Há um mundo de recursos modernos que fomos desenvolvendo justamente para controlar as etapas, em vez de deixá-las acontecer e fazer o melhor possível, no tempo delas. Fica o convite para uma avaliação individual, familiar e cultural. É comum que essas “coisas” passem ao largo da consciência.

Para amarrar tantas discussões potentes que essa obra sugere, os autores colocam sobre a mesa um tema muitas vezes espinhoso, mas que interessa demais às crianças: a finitude. Trata-se não apenas da morte (ainda que também e é muito importante falar dela), mas da impermanência, do encerramento de ciclos, do fim de uma etapa, da chegada do inverno, do que termina e do que vem em seguida. Por que não do luto também?

As estações do tempo e da vida caminham juntas. Se perdemos uma, que sempre foi referência, o que guiará a outra? Se não sabemos mais quando plantar, quando colher, como matar a fome? Sem o ciclo das águas, como matar a sede e não morrer de calor?

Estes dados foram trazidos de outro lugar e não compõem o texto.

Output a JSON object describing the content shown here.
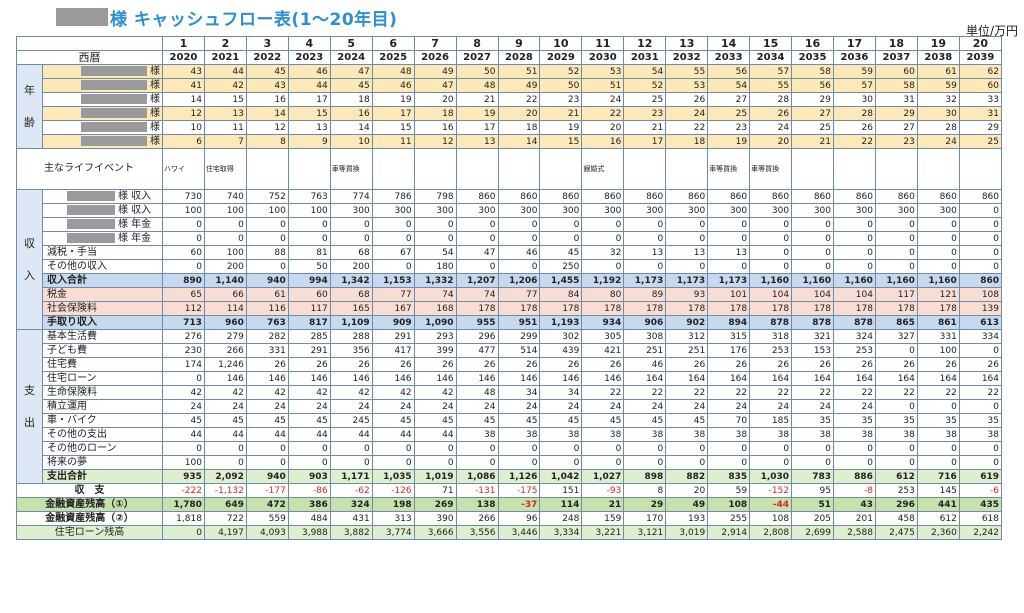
{
  "title": "様 キャッシュフロー表(1～20年目)",
  "unit": "単位/万円",
  "year_numbers": [
    "1",
    "2",
    "3",
    "4",
    "5",
    "6",
    "7",
    "8",
    "9",
    "10",
    "11",
    "12",
    "13",
    "14",
    "15",
    "16",
    "17",
    "18",
    "19",
    "20"
  ],
  "calendar_label": "西暦",
  "calendar_years": [
    "2020",
    "2021",
    "2022",
    "2023",
    "2024",
    "2025",
    "2026",
    "2027",
    "2028",
    "2029",
    "2030",
    "2031",
    "2032",
    "2033",
    "2034",
    "2035",
    "2036",
    "2037",
    "2038",
    "2039"
  ],
  "age_group_label": [
    "年",
    "齢"
  ],
  "age_suffix": "様",
  "ages": [
    [
      43,
      44,
      45,
      46,
      47,
      48,
      49,
      50,
      51,
      52,
      53,
      54,
      55,
      56,
      57,
      58,
      59,
      60,
      61,
      62
    ],
    [
      41,
      42,
      43,
      44,
      45,
      46,
      47,
      48,
      49,
      50,
      51,
      52,
      53,
      54,
      55,
      56,
      57,
      58,
      59,
      60
    ],
    [
      14,
      15,
      16,
      17,
      18,
      19,
      20,
      21,
      22,
      23,
      24,
      25,
      26,
      27,
      28,
      29,
      30,
      31,
      32,
      33
    ],
    [
      12,
      13,
      14,
      15,
      16,
      17,
      18,
      19,
      20,
      21,
      22,
      23,
      24,
      25,
      26,
      27,
      28,
      29,
      30,
      31
    ],
    [
      10,
      11,
      12,
      13,
      14,
      15,
      16,
      17,
      18,
      19,
      20,
      21,
      22,
      23,
      24,
      25,
      26,
      27,
      28,
      29
    ],
    [
      6,
      7,
      8,
      9,
      10,
      11,
      12,
      13,
      14,
      15,
      16,
      17,
      18,
      19,
      20,
      21,
      22,
      23,
      24,
      25
    ]
  ],
  "age_highlight": [
    true,
    true,
    false,
    true,
    false,
    true
  ],
  "life_event_label": "主なライフイベント",
  "life_events": [
    "ハワイ",
    "住宅取得",
    "",
    "",
    "車等買換",
    "",
    "",
    "",
    "",
    "",
    "銀婚式",
    "",
    "",
    "車等買換",
    "車等買換",
    "",
    "",
    "",
    "",
    ""
  ],
  "income_group_label": [
    "収",
    "入"
  ],
  "income_rows": [
    {
      "label": "様 収入",
      "masked": true,
      "values": [
        "730",
        "740",
        "752",
        "763",
        "774",
        "786",
        "798",
        "860",
        "860",
        "860",
        "860",
        "860",
        "860",
        "860",
        "860",
        "860",
        "860",
        "860",
        "860",
        "860"
      ]
    },
    {
      "label": "様 収入",
      "masked": true,
      "values": [
        "100",
        "100",
        "100",
        "100",
        "300",
        "300",
        "300",
        "300",
        "300",
        "300",
        "300",
        "300",
        "300",
        "300",
        "300",
        "300",
        "300",
        "300",
        "300",
        "0"
      ]
    },
    {
      "label": "様 年金",
      "masked": true,
      "values": [
        "0",
        "0",
        "0",
        "0",
        "0",
        "0",
        "0",
        "0",
        "0",
        "0",
        "0",
        "0",
        "0",
        "0",
        "0",
        "0",
        "0",
        "0",
        "0",
        "0"
      ]
    },
    {
      "label": "様 年金",
      "masked": true,
      "values": [
        "0",
        "0",
        "0",
        "0",
        "0",
        "0",
        "0",
        "0",
        "0",
        "0",
        "0",
        "0",
        "0",
        "0",
        "0",
        "0",
        "0",
        "0",
        "0",
        "0"
      ]
    },
    {
      "label": "減税・手当",
      "masked": false,
      "values": [
        "60",
        "100",
        "88",
        "81",
        "68",
        "67",
        "54",
        "47",
        "46",
        "45",
        "32",
        "13",
        "13",
        "13",
        "0",
        "0",
        "0",
        "0",
        "0",
        "0"
      ]
    },
    {
      "label": "その他の収入",
      "masked": false,
      "values": [
        "0",
        "200",
        "0",
        "50",
        "200",
        "0",
        "180",
        "0",
        "0",
        "250",
        "0",
        "0",
        "0",
        "0",
        "0",
        "0",
        "0",
        "0",
        "0",
        "0"
      ]
    }
  ],
  "income_total": {
    "label": "収入合計",
    "values": [
      "890",
      "1,140",
      "940",
      "994",
      "1,342",
      "1,153",
      "1,332",
      "1,207",
      "1,206",
      "1,455",
      "1,192",
      "1,173",
      "1,173",
      "1,173",
      "1,160",
      "1,160",
      "1,160",
      "1,160",
      "1,160",
      "860"
    ]
  },
  "deduction_rows": [
    {
      "label": "税金",
      "values": [
        "65",
        "66",
        "61",
        "60",
        "68",
        "77",
        "74",
        "74",
        "77",
        "84",
        "80",
        "89",
        "93",
        "101",
        "104",
        "104",
        "104",
        "117",
        "121",
        "108"
      ]
    },
    {
      "label": "社会保険料",
      "values": [
        "112",
        "114",
        "116",
        "117",
        "165",
        "167",
        "168",
        "178",
        "178",
        "178",
        "178",
        "178",
        "178",
        "178",
        "178",
        "178",
        "178",
        "178",
        "178",
        "139"
      ]
    }
  ],
  "take_home": {
    "label": "手取り収入",
    "values": [
      "713",
      "960",
      "763",
      "817",
      "1,109",
      "909",
      "1,090",
      "955",
      "951",
      "1,193",
      "934",
      "906",
      "902",
      "894",
      "878",
      "878",
      "878",
      "865",
      "861",
      "613"
    ]
  },
  "expense_group_label": [
    "支",
    "出"
  ],
  "expense_rows": [
    {
      "label": "基本生活費",
      "values": [
        "276",
        "279",
        "282",
        "285",
        "288",
        "291",
        "293",
        "296",
        "299",
        "302",
        "305",
        "308",
        "312",
        "315",
        "318",
        "321",
        "324",
        "327",
        "331",
        "334"
      ]
    },
    {
      "label": "子ども費",
      "values": [
        "230",
        "266",
        "331",
        "291",
        "356",
        "417",
        "399",
        "477",
        "514",
        "439",
        "421",
        "251",
        "251",
        "176",
        "253",
        "153",
        "253",
        "0",
        "100",
        "0"
      ]
    },
    {
      "label": "住宅費",
      "values": [
        "174",
        "1,246",
        "26",
        "26",
        "26",
        "26",
        "26",
        "26",
        "26",
        "26",
        "26",
        "46",
        "26",
        "26",
        "26",
        "26",
        "26",
        "26",
        "26",
        "26"
      ]
    },
    {
      "label": "住宅ローン",
      "values": [
        "0",
        "146",
        "146",
        "146",
        "146",
        "146",
        "146",
        "146",
        "146",
        "146",
        "146",
        "164",
        "164",
        "164",
        "164",
        "164",
        "164",
        "164",
        "164",
        "164"
      ]
    },
    {
      "label": "生命保険料",
      "values": [
        "42",
        "42",
        "42",
        "42",
        "42",
        "42",
        "42",
        "48",
        "34",
        "34",
        "22",
        "22",
        "22",
        "22",
        "22",
        "22",
        "22",
        "22",
        "22",
        "22"
      ]
    },
    {
      "label": "積立運用",
      "values": [
        "24",
        "24",
        "24",
        "24",
        "24",
        "24",
        "24",
        "24",
        "24",
        "24",
        "24",
        "24",
        "24",
        "24",
        "24",
        "24",
        "24",
        "0",
        "0",
        "0"
      ]
    },
    {
      "label": "車・バイク",
      "values": [
        "45",
        "45",
        "45",
        "45",
        "245",
        "45",
        "45",
        "45",
        "45",
        "45",
        "45",
        "45",
        "45",
        "70",
        "185",
        "35",
        "35",
        "35",
        "35",
        "35"
      ]
    },
    {
      "label": "その他の支出",
      "values": [
        "44",
        "44",
        "44",
        "44",
        "44",
        "44",
        "44",
        "38",
        "38",
        "38",
        "38",
        "38",
        "38",
        "38",
        "38",
        "38",
        "38",
        "38",
        "38",
        "38"
      ]
    },
    {
      "label": "その他のローン",
      "values": [
        "0",
        "0",
        "0",
        "0",
        "0",
        "0",
        "0",
        "0",
        "0",
        "0",
        "0",
        "0",
        "0",
        "0",
        "0",
        "0",
        "0",
        "0",
        "0",
        "0"
      ]
    },
    {
      "label": "将来の夢",
      "values": [
        "100",
        "0",
        "0",
        "0",
        "0",
        "0",
        "0",
        "0",
        "0",
        "0",
        "0",
        "0",
        "0",
        "0",
        "0",
        "0",
        "0",
        "0",
        "0",
        "0"
      ]
    }
  ],
  "expense_total": {
    "label": "支出合計",
    "values": [
      "935",
      "2,092",
      "940",
      "903",
      "1,171",
      "1,035",
      "1,019",
      "1,086",
      "1,126",
      "1,042",
      "1,027",
      "898",
      "882",
      "835",
      "1,030",
      "783",
      "886",
      "612",
      "716",
      "619"
    ]
  },
  "balance": {
    "label": "収　支",
    "values": [
      "-222",
      "-1,132",
      "-177",
      "-86",
      "-62",
      "-126",
      "71",
      "-131",
      "-175",
      "151",
      "-93",
      "8",
      "20",
      "59",
      "-152",
      "95",
      "-8",
      "253",
      "145",
      "-6"
    ]
  },
  "assets1": {
    "label": "金融資産残高（①）",
    "values": [
      "1,780",
      "649",
      "472",
      "386",
      "324",
      "198",
      "269",
      "138",
      "-37",
      "114",
      "21",
      "29",
      "49",
      "108",
      "-44",
      "51",
      "43",
      "296",
      "441",
      "435"
    ]
  },
  "assets2": {
    "label": "金融資産残高（②）",
    "values": [
      "1,818",
      "722",
      "559",
      "484",
      "431",
      "313",
      "390",
      "266",
      "96",
      "248",
      "159",
      "170",
      "193",
      "255",
      "108",
      "205",
      "201",
      "458",
      "612",
      "618"
    ]
  },
  "loan_balance": {
    "label": "住宅ローン残高",
    "values": [
      "0",
      "4,197",
      "4,093",
      "3,988",
      "3,882",
      "3,774",
      "3,666",
      "3,556",
      "3,446",
      "3,334",
      "3,221",
      "3,121",
      "3,019",
      "2,914",
      "2,808",
      "2,699",
      "2,588",
      "2,475",
      "2,360",
      "2,242"
    ]
  }
}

Ressalta-se aqui um dos mais importantes valores da cultura indígena: a circularidade. Que vai diretamente ao encontro do ser criança. Criança gosta de repetir. Por meio da repetição, se sente segura e se sente capaz. Conta essa história para ela, muitas vezes.

Sobre os autores

Daniel Munduruku

Graduado em filosofia, com licenciatura em história e psicologia, mestrado e doutorado em educação e pós-doutorado em linguística, foi educador social de rua pela Pastoral do Menor de São Paulo. Reuniu sua experiência acadêmica e sua história pessoal e publicou 65 livros, premiados no Brasil e no exterior. Ativista do Movimento Indígena Brasileiro, é diretor-presidente do Instituto Uka e do selo Uka Editorial.

Marilda Castanha

Autora da história ilustrada que acompanha as palavras de Munduruku, nasceu em Belo Horizonte e cresceu no quintal, com bichos e plantas. Estudou Belas Artes e também é muito premiada no Brasil e no mundo.